Ways to Control moisture
  • The first thing to reduce moisture is to fix leaks and seepage. If water is entering the house from outside, your options range from simple landscaping to extensive excavation and waterproofing. (The ground should slope away from the house.) Water in the basement can result from the lack of gutters or a water flow toward the house. Water leaks in pipes or around tubs and sinks, provide a place for biological pollutants to grow.
  • Put a plastic cover over dirt in crawlspaces to prevent moisture from coming in from the ground. Be sure crawlspaces are well-ventilated.
  • Use exhaust fans in bathrooms and kitchens to remove moisture to the outside (not into the attic). Vent your clothes dryer to the outside.
  • Turn off certain appliances such as humidifiers or kerosene heaters, if you notice moisture on windows and other surfaces.
  • Use dehumidifiers and air conditioners, especially in hot, humid climates, to reduce moisture in the air. Ensure that the appliances themselves don't become sources of biological pollutants.
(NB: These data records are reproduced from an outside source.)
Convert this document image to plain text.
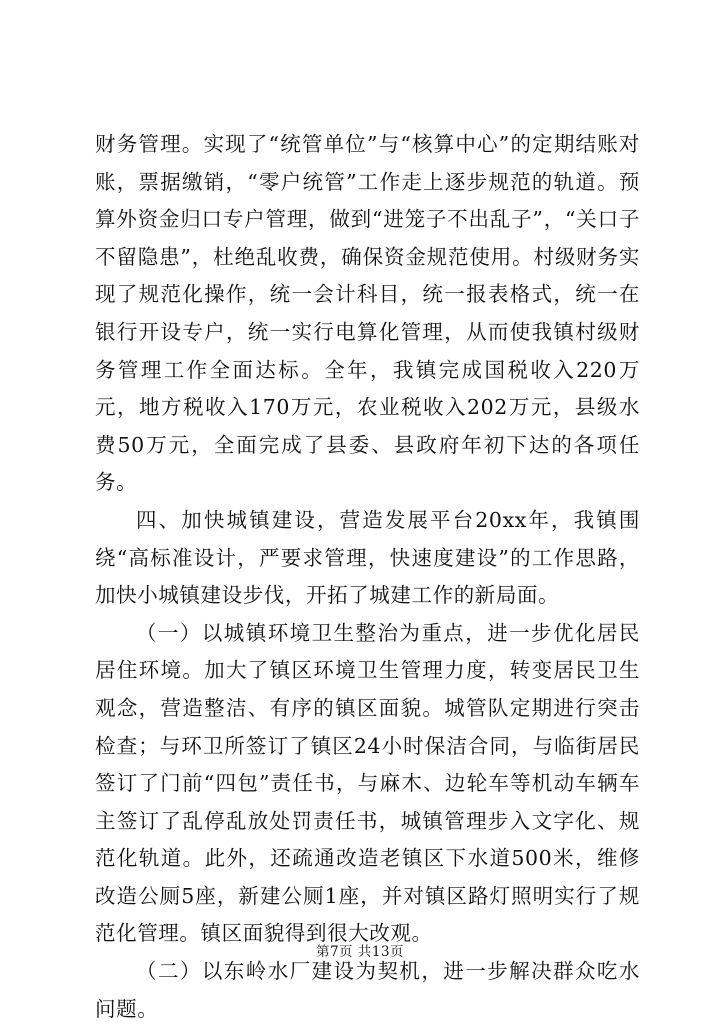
财务管理。实现了“统管单位”与“核算中心”的定期结账对账，票据缴销，“零户统管”工作走上逐步规范的轨道。预算外资金归口专户管理，做到“进笼子不出乱子”，“关口子不留隐患”，杜绝乱收费，确保资金规范使用。村级财务实现了规范化操作，统一会计科目，统一报表格式，统一在银行开设专户，统一实行电算化管理，从而使我镇村级财务管理工作全面达标。全年，我镇完成国税收入220万元，地方税收入170万元，农业税收入202万元，县级水费50万元，全面完成了县委、县政府年初下达的各项任务。

四、加快城镇建设，营造发展平台20xx年，我镇围绕“高标准设计，严要求管理，快速度建设”的工作思路，加快小城镇建设步伐，开拓了城建工作的新局面。

（一）以城镇环境卫生整治为重点，进一步优化居民居住环境。加大了镇区环境卫生管理力度，转变居民卫生观念，营造整洁、有序的镇区面貌。城管队定期进行突击检查；与环卫所签订了镇区24小时保洁合同，与临街居民签订了门前“四包”责任书，与麻木、边轮车等机动车辆车主签订了乱停乱放处罚责任书，城镇管理步入文字化、规范化轨道。此外，还疏通改造老镇区下水道500米，维修改造公厕5座，新建公厕1座，并对镇区路灯照明实行了规范化管理。镇区面貌得到很大改观。

（二）以东岭水厂建设为契机，进一步解决群众吃水问题。

第7页 共13页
  • Raise the temperature of cold surfaces where moisture condenses. Use insulation or storm windows. A storm window, installed inside, works well than one, which is installed outside. Open the doors between rooms, especially doors to closets which may be colder than the rooms, to increase circulation. Circulation carries heat to the cold surfaces. Increase air circulation by using fans and by moving furniture from wall corners to promote air and heat circulation. Be sure that your house has a source of fresh air and can expel excessive moisture from the home.
  • Pay special attention to the carpet on concrete floors. Carpet can absorb moisture and serve as a place for biological pollutants to grow. Use area rugs which can be taken up and washed often. In certain climates, if the carpet is to be installed over a concrete floor, it may be necessary to use a vapor barrier (plastic sheeting) over the concrete and cover that with sub-flooring (insulation covered with plywood) to prevent a moisture problem.
  • Moisture problems and their solutions differ from one climate to another. The Northeast is cold and wet; the Southwest is hot and dry; the South is hot and wet; and the Western Mountain states are cold and dry. All of these regions can have moisture problems. For example, evaporative coolers used in the Southwest can encourage the growth of biological pollutants. In other hot regions, the use of air conditioners which cool the air too quickly may prevent the air conditioners from running long enough to remove excess moisture from the air. The types of construction and weatherization for different climates can lead to different problems and solutions.